The latest Windows 10 update (version 1803) is set to be released today, offering a range of new features for enterprise and personal users.
The company has continued to wrestle with bugs behind the scenes however, with the initial launch date of April 3 delayed as the company opted to create a new build with fixes included – rather than following up with a large update package.
As Microsoft’s Q1 results showed last week, commercial use of Windows 10 has grown notably for the company, with enterprise use up 79 percent year-on-year and the update, code-named Redstone 4, will come with several new features for enterprise users.
These include Delivery Optimization enhancements, which allow for one device to download an update and then use the local network to deliver that update to peers (reducing bandwidth by up to 90 percent) and numerous other system admin-friendly tools include Windows AutoPilot that allows admin to ensure policies, settings, and apps are provisioned on a device before a user gets to the desktop and begins interacting with it, to boost compliance and security.
Changes to Networking Stack
The Readiness Toolkit for Office (RTO) meanwhile has been designed to help with Office VBA, Macro, and add-in compatibility, while an Application Health Analyzer (AHA) tool, which can assess the dependencies of internally developed apps and help ensure they remain compatible with Windows 10 updates, will follow in coming months.
Windows is also transforming the networking stack after 20 years through the Net Adapter framework: “This framework introduces a new, more reliable, network driver model that inherits the goodness of the Windows driver framework while bringing an accelerated data path.
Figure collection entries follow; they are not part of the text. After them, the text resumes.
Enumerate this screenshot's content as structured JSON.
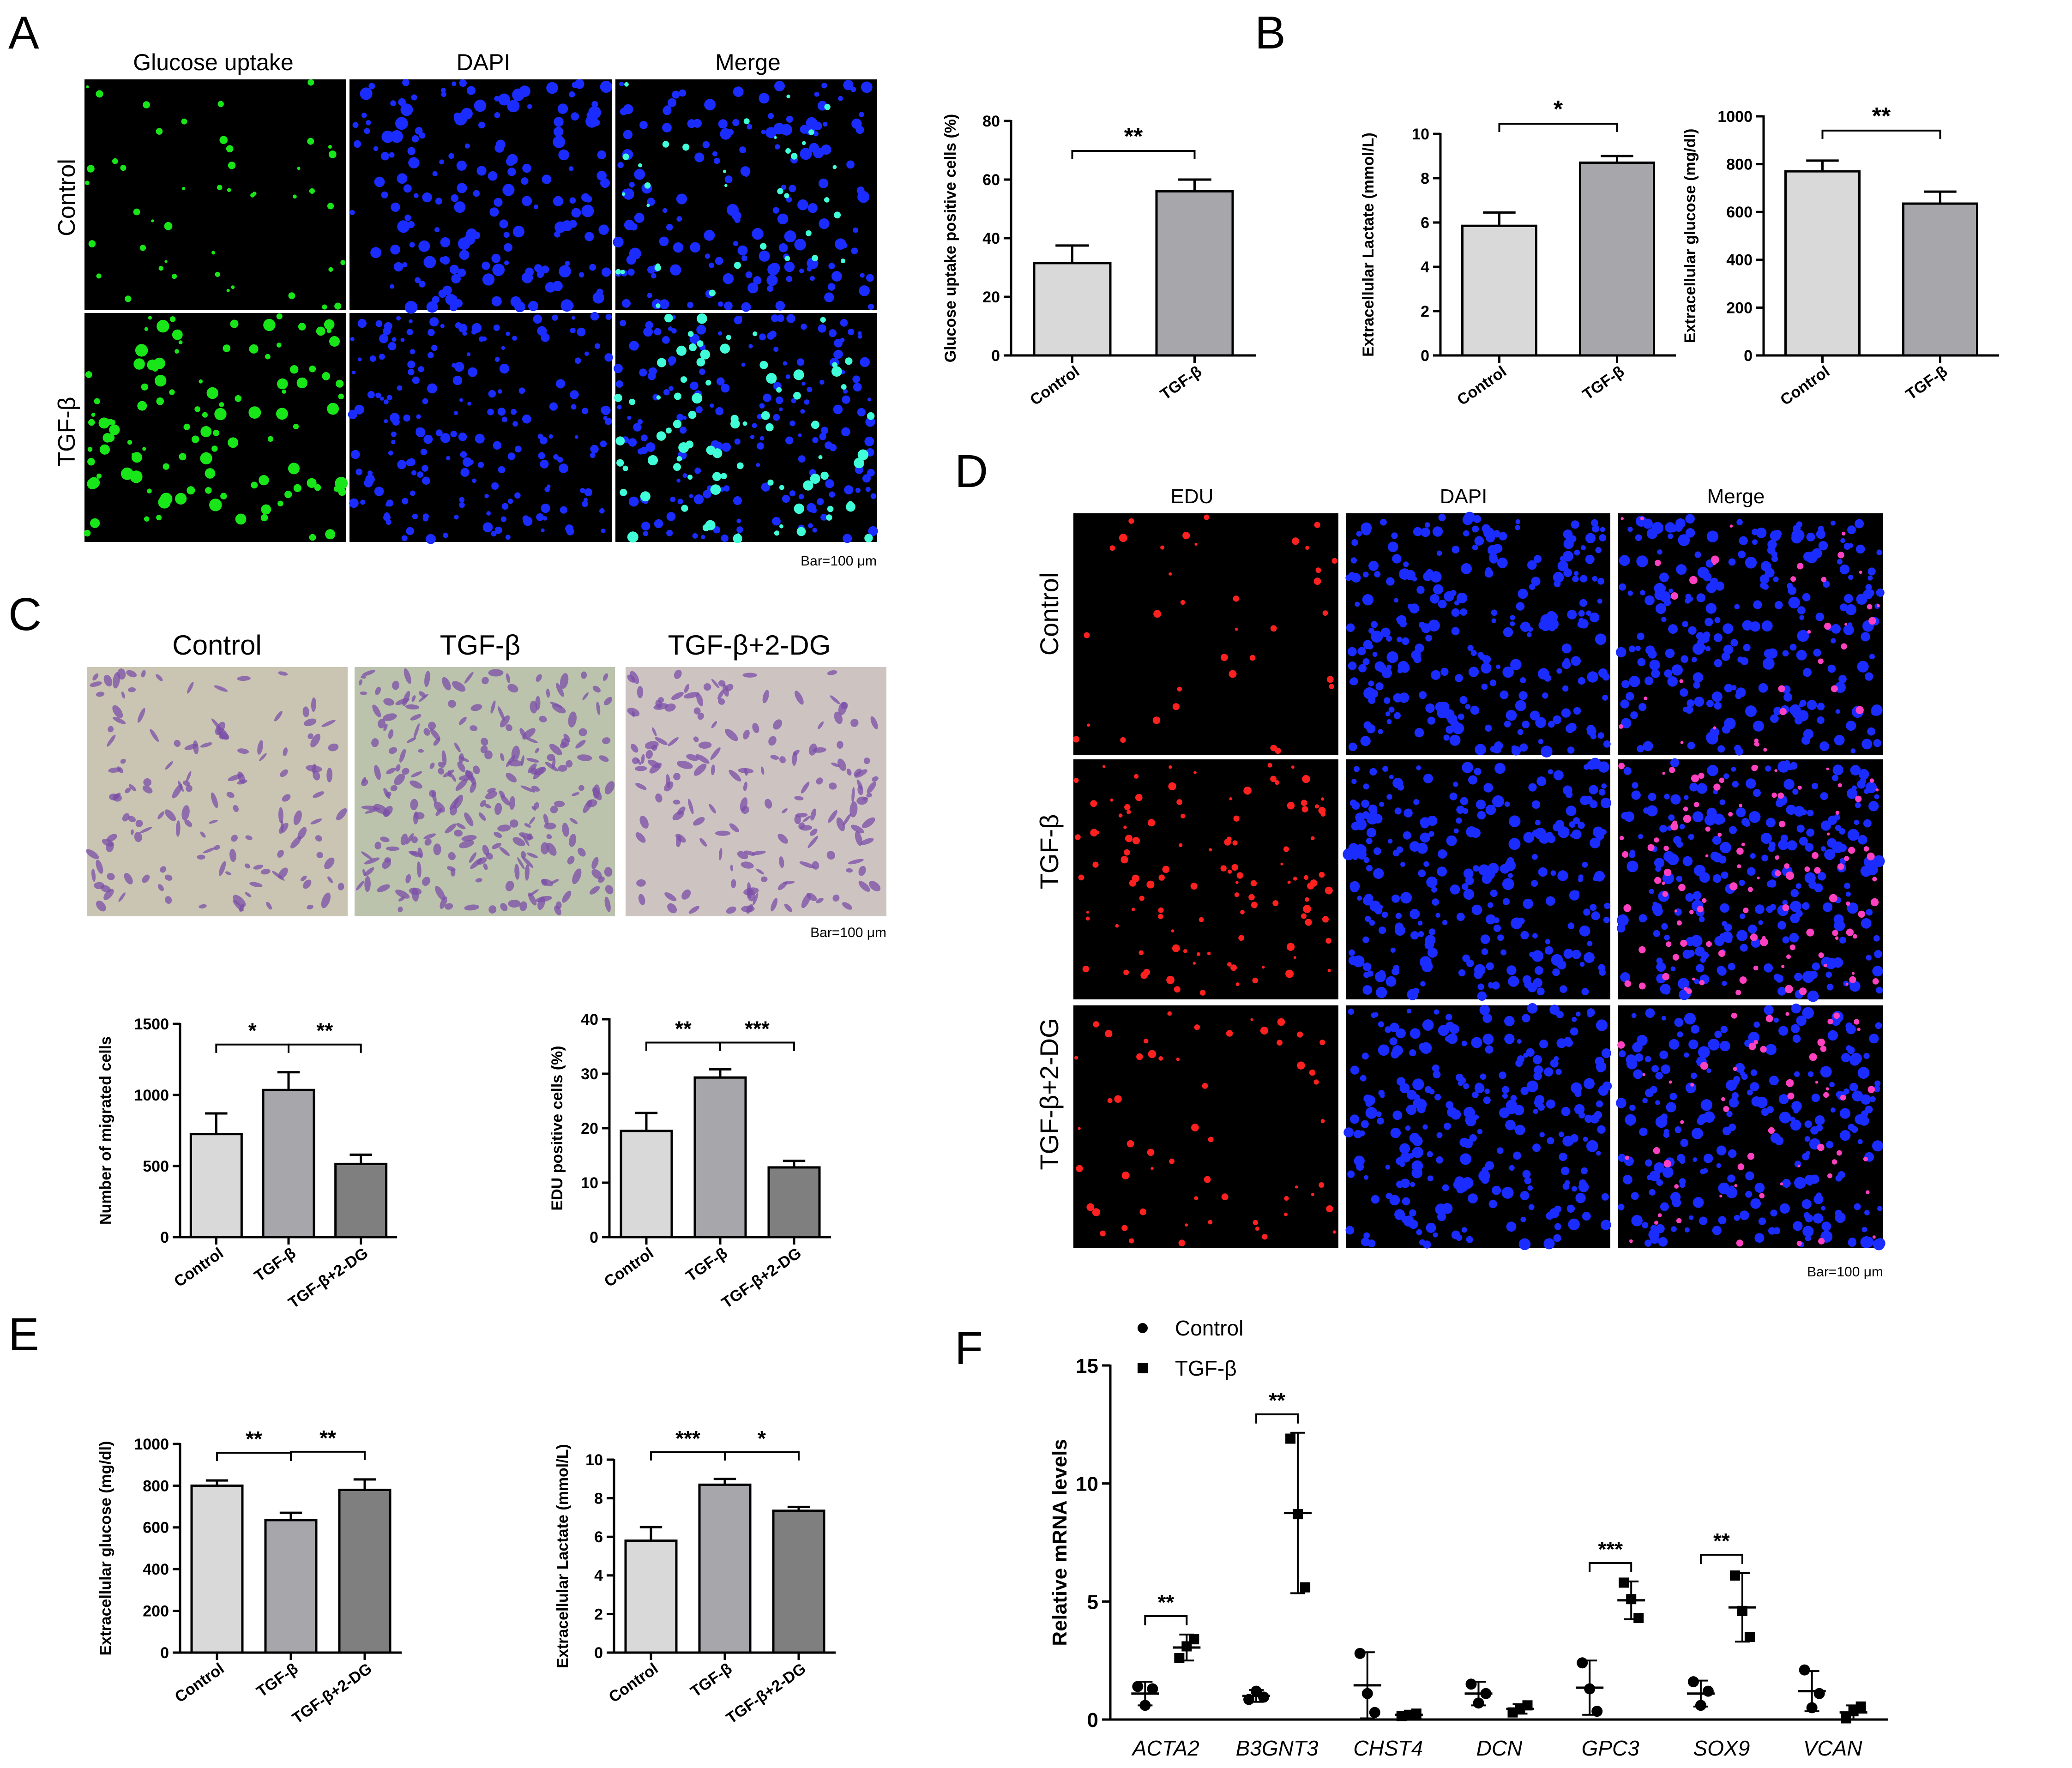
{
  "panels": {
    "A": {
      "letter": "A",
      "col_titles": [
        "Glucose uptake",
        "DAPI",
        "Merge"
      ],
      "row_labels": [
        "Control",
        "TGF-β"
      ],
      "scale_bar": "Bar=100 μm"
    },
    "B": {
      "letter": "B"
    },
    "C": {
      "letter": "C",
      "col_titles": [
        "Control",
        "TGF-β",
        "TGF-β+2-DG"
      ],
      "scale_bar": "Bar=100 μm"
    },
    "D": {
      "letter": "D",
      "col_titles": [
        "EDU",
        "DAPI",
        "Merge"
      ],
      "row_labels": [
        "Control",
        "TGF-β",
        "TGF-β+2-DG"
      ],
      "scale_bar": "Bar=100 μm"
    },
    "E": {
      "letter": "E"
    },
    "F": {
      "letter": "F"
    }
  },
  "colors": {
    "control_bar": "#d9d9d9",
    "tgf_bar": "#a6a6ab",
    "dg_bar": "#7f7f7f",
    "fluor_green": "#19e619",
    "fluor_blue": "#1a2cff",
    "fluor_red": "#ff2020",
    "fluor_cyan": "#40ffd8",
    "fluor_magenta": "#ff40c0",
    "crystal_violet": "#7b4fa8",
    "stain_background": "#c9c5b2"
  },
  "chart_data": [
    {
      "id": "A-chart",
      "type": "bar",
      "categories": [
        "Control",
        "TGF-β"
      ],
      "values": [
        31.5,
        56
      ],
      "errors": [
        6,
        4
      ],
      "ylabel": "Glucose uptake positive cells (%)",
      "ylim": [
        0,
        80
      ],
      "yticks": [
        0,
        20,
        40,
        60,
        80
      ],
      "significance": [
        {
          "from": 0,
          "to": 1,
          "label": "**"
        }
      ]
    },
    {
      "id": "B-chart-1",
      "type": "bar",
      "categories": [
        "Control",
        "TGF-β"
      ],
      "values": [
        5.85,
        8.7
      ],
      "errors": [
        0.6,
        0.3
      ],
      "ylabel": "Extracellular Lactate (mmol/L)",
      "ylim": [
        0,
        10
      ],
      "yticks": [
        0,
        2,
        4,
        6,
        8,
        10
      ],
      "significance": [
        {
          "from": 0,
          "to": 1,
          "label": "*"
        }
      ]
    },
    {
      "id": "B-chart-2",
      "type": "bar",
      "categories": [
        "Control",
        "TGF-β"
      ],
      "values": [
        770,
        635
      ],
      "errors": [
        45,
        50
      ],
      "ylabel": "Extracellular glucose (mg/dl)",
      "ylim": [
        0,
        1000
      ],
      "yticks": [
        0,
        200,
        400,
        600,
        800,
        1000
      ],
      "significance": [
        {
          "from": 0,
          "to": 1,
          "label": "**"
        }
      ]
    },
    {
      "id": "C-chart-1",
      "type": "bar",
      "categories": [
        "Control",
        "TGF-β",
        "TGF-β+2-DG"
      ],
      "values": [
        725,
        1035,
        515
      ],
      "errors": [
        145,
        125,
        65
      ],
      "ylabel": "Number of migrated cells",
      "ylim": [
        0,
        1500
      ],
      "yticks": [
        0,
        500,
        1000,
        1500
      ],
      "significance": [
        {
          "from": 0,
          "to": 1,
          "label": "*"
        },
        {
          "from": 1,
          "to": 2,
          "label": "**"
        }
      ]
    },
    {
      "id": "C-chart-2",
      "type": "bar",
      "categories": [
        "Control",
        "TGF-β",
        "TGF-β+2-DG"
      ],
      "values": [
        19.5,
        29.3,
        12.8
      ],
      "errors": [
        3.3,
        1.5,
        1.2
      ],
      "ylabel": "EDU positive cells (%)",
      "ylim": [
        0,
        40
      ],
      "yticks": [
        0,
        10,
        20,
        30,
        40
      ],
      "significance": [
        {
          "from": 0,
          "to": 1,
          "label": "**"
        },
        {
          "from": 1,
          "to": 2,
          "label": "***"
        }
      ]
    },
    {
      "id": "E-chart-1",
      "type": "bar",
      "categories": [
        "Control",
        "TGF-β",
        "TGF-β+2-DG"
      ],
      "values": [
        800,
        635,
        780
      ],
      "errors": [
        25,
        35,
        50
      ],
      "ylabel": "Extracellular glucose (mg/dl)",
      "ylim": [
        0,
        1000
      ],
      "yticks": [
        0,
        200,
        400,
        600,
        800,
        1000
      ],
      "significance": [
        {
          "from": 0,
          "to": 1,
          "label": "**"
        },
        {
          "from": 1,
          "to": 2,
          "label": "**"
        }
      ]
    },
    {
      "id": "E-chart-2",
      "type": "bar",
      "categories": [
        "Control",
        "TGF-β",
        "TGF-β+2-DG"
      ],
      "values": [
        5.8,
        8.7,
        7.35
      ],
      "errors": [
        0.7,
        0.3,
        0.2
      ],
      "ylabel": "Extracellular Lactate (mmol/L)",
      "ylim": [
        0,
        10
      ],
      "yticks": [
        0,
        2,
        4,
        6,
        8,
        10
      ],
      "significance": [
        {
          "from": 0,
          "to": 1,
          "label": "***"
        },
        {
          "from": 1,
          "to": 2,
          "label": "*"
        }
      ]
    },
    {
      "id": "F-chart",
      "type": "scatter",
      "categories": [
        "ACTA2",
        "B3GNT3",
        "CHST4",
        "DCN",
        "GPC3",
        "SOX9",
        "VCAN"
      ],
      "ylabel": "Relative  mRNA levels",
      "ylim": [
        0,
        15
      ],
      "yticks": [
        0,
        5,
        10,
        15
      ],
      "legend": {
        "placement": "top-left",
        "entries": [
          "Control",
          "TGF-β"
        ]
      },
      "series": [
        {
          "name": "Control",
          "marker": "circle",
          "means": [
            1.1,
            1.0,
            1.45,
            1.1,
            1.35,
            1.1,
            1.2
          ],
          "sds": [
            0.5,
            0.25,
            1.4,
            0.5,
            1.15,
            0.55,
            0.85
          ],
          "points": [
            [
              1.4,
              0.6,
              1.3
            ],
            [
              0.85,
              1.2,
              0.95
            ],
            [
              2.8,
              1.1,
              0.3
            ],
            [
              1.5,
              0.7,
              1.1
            ],
            [
              2.4,
              1.3,
              0.35
            ],
            [
              1.6,
              0.6,
              1.2
            ],
            [
              2.1,
              0.5,
              1.1
            ]
          ]
        },
        {
          "name": "TGF-β",
          "marker": "square",
          "means": [
            3.05,
            8.75,
            0.2,
            0.45,
            5.05,
            4.75,
            0.3
          ],
          "sds": [
            0.55,
            3.4,
            0.05,
            0.2,
            0.8,
            1.45,
            0.3
          ],
          "points": [
            [
              2.6,
              3.1,
              3.4
            ],
            [
              11.9,
              8.7,
              5.6
            ],
            [
              0.15,
              0.2,
              0.25
            ],
            [
              0.3,
              0.45,
              0.6
            ],
            [
              5.8,
              5.1,
              4.3
            ],
            [
              6.1,
              4.6,
              3.5
            ],
            [
              0.05,
              0.35,
              0.55
            ]
          ]
        }
      ],
      "significance": [
        {
          "category": 0,
          "label": "**"
        },
        {
          "category": 1,
          "label": "**"
        },
        {
          "category": 4,
          "label": "***"
        },
        {
          "category": 5,
          "label": "**"
        }
      ]
    }
  ]
}
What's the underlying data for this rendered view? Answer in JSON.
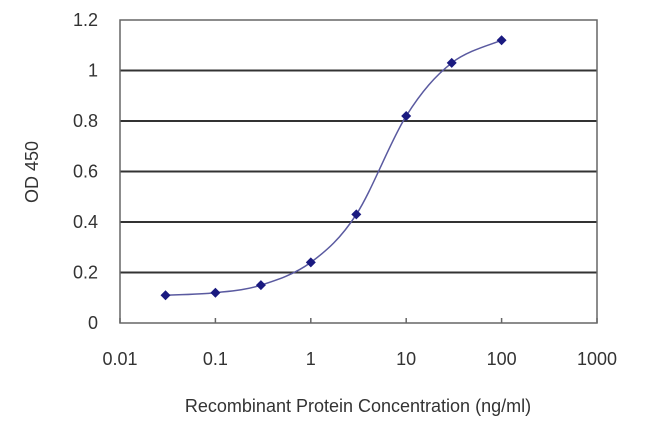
{
  "chart_data": {
    "type": "line",
    "title": "",
    "xlabel": "Recombinant Protein Concentration (ng/ml)",
    "ylabel": "OD 450",
    "x_scale": "log",
    "xlim": [
      0.01,
      1000
    ],
    "ylim": [
      0,
      1.2
    ],
    "x_ticks": [
      "0.01",
      "0.1",
      "1",
      "10",
      "100",
      "1000"
    ],
    "y_ticks": [
      "0",
      "0.2",
      "0.4",
      "0.6",
      "0.8",
      "1",
      "1.2"
    ],
    "grid": "horizontal",
    "series": [
      {
        "x": [
          0.03,
          0.1,
          0.3,
          1,
          3,
          10,
          30,
          100
        ],
        "y": [
          0.11,
          0.12,
          0.15,
          0.24,
          0.43,
          0.82,
          1.03,
          1.12
        ]
      }
    ],
    "colors": {
      "line": "#5a5aa0",
      "marker": "#1a1a80",
      "grid": "#333333"
    }
  }
}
In this build, we are introducing a new and improved Mobile Broadband (MBB) USB class driver based on this Net Adapter framework,” the company’s Dona Sarkar and Brandon LeBlanc said in a blog on April 25.
(These follow changes made last year in Windows 10 (version 1703) that saw the Windows Driver Kit (WDK) include a Network Adapter WDF Class Extension module (NetAdapterCx) that enables user to write a KMDF-based client driver for a Network Interface Controller (NIC), making it easier to write a driver for an NIC).
Other New Gizmos…
Other new gizmos for users include an upgraded dictation tool, that allows users to press Win+H to start transcribing the spoken word. A user-friendly Diagnostic Data Viewer, which Microsoft says will make it easier for you to know and control what data Microsoft gathers about you, alongside upgrades to Microsoft Edge, Cortana and new feature “Timeline” that lets users rapidly resume earlier activities – synched across devices also feature.
The precise date of availability for the free download?
Microsoft still says that it is “coming soon”.